The soundtrack: "Line of Fire," by Junip. This song has melodic echoes of "This Is Not America," that great old Pat Metheny and David Bowie song. Which also might fit the story — I wish this weren't America, the land where mass shootings have become the everyday.
What I'm reading online
I'll read most things by Martin Amis, one of my favorite writers (for his terrible cleverness, especially). So when I saw that the New Yorker had a short story by him inspired by the Syrian refugee crisis in Europe, my finger went "click." It had his usual verbal dexterity: And even now it was as if a tectonic force had taken hold of Europe and, using its fingernails, had lifted it up and tilted it, politically, causing a heavy mudslide in the direction of old illusions, old dreams of purity and cruelty. And I found his use of the letters from Vladimir Nabokov to his wife, Vera, a couple who were refugees three times over, an effective leitmotif. But the veneer of fiction was whisper thin, and I found myself wishing it were either straight nonfiction or more purely fiction.
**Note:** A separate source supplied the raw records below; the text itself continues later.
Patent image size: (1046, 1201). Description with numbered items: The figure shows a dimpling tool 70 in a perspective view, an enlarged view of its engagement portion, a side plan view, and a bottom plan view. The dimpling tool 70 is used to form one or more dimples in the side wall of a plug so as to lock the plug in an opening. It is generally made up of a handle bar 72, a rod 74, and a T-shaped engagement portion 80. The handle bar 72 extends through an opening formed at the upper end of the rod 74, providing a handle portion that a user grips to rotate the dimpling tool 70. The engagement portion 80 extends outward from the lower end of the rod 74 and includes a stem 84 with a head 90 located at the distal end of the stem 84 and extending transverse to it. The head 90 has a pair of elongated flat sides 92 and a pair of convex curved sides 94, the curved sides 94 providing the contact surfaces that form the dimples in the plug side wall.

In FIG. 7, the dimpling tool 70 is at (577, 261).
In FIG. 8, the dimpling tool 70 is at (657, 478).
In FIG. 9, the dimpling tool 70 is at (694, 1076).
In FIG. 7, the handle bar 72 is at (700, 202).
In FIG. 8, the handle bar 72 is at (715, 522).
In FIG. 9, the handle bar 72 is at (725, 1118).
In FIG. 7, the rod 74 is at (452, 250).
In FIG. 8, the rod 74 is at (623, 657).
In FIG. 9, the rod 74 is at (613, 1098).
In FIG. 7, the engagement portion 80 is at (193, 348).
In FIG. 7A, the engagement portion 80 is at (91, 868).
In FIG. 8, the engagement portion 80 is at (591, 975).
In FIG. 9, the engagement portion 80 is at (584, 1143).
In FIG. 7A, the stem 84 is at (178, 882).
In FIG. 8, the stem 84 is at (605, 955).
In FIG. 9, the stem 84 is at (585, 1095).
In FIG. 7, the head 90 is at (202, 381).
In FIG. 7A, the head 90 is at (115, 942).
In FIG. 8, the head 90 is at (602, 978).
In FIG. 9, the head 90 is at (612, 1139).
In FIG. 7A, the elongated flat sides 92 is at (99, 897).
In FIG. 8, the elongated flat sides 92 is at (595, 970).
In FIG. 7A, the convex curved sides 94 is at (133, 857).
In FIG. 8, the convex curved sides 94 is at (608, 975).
What's on my bedside table
The 1948 novel "Wind in the Canyon," by Edith Fox, is set in the canyon where I live. So I can overlook that it's a fairly slight romance, kind of a rustic '40s Harlequin. And that the inside jacket blurb starts, "In a day when fiction has become ultra modern with raw and ugly sophistication, WIND IN THE CANYON is like a breath of fresh air — fresh and invigorating." Oh, OK, and that the first page has a line like this: "Dee threw down her pruning shears, rose, and stretched her lean sturdy body, revealing firm high breasts that needed no buckled brassiere." Because this book describes the place I love most in L.A., and it's the same place now it was nearly 70 years ago, a "shelf-of-the-mountains that looks down so complacently on the steeple tower of Los Angeles city hall." And still feels a million miles away.
What's on my turntable
Although I spend most of my time listening with headphones to Spotify, sometimes I want to hear the needle touching down on vinyl. That's why I have a turntable in my office — and two at home (one inside, and a battery-powered one outside when the weather's fine — which it usually is in Southern California). This week's vinyl: "Songs in the Key of Life," by Stevie Wonder. I bought this double album for a dollar each on both coasts, and failed to check in either thrift store that it had both albums. What are the odds that both would be missing sides one and four? (In a quirk, one album has sides one and four, and the other — by my powers of deduction — has two and three.) So I don't get "Sir Duke," but at least I have "Pastime Paradise."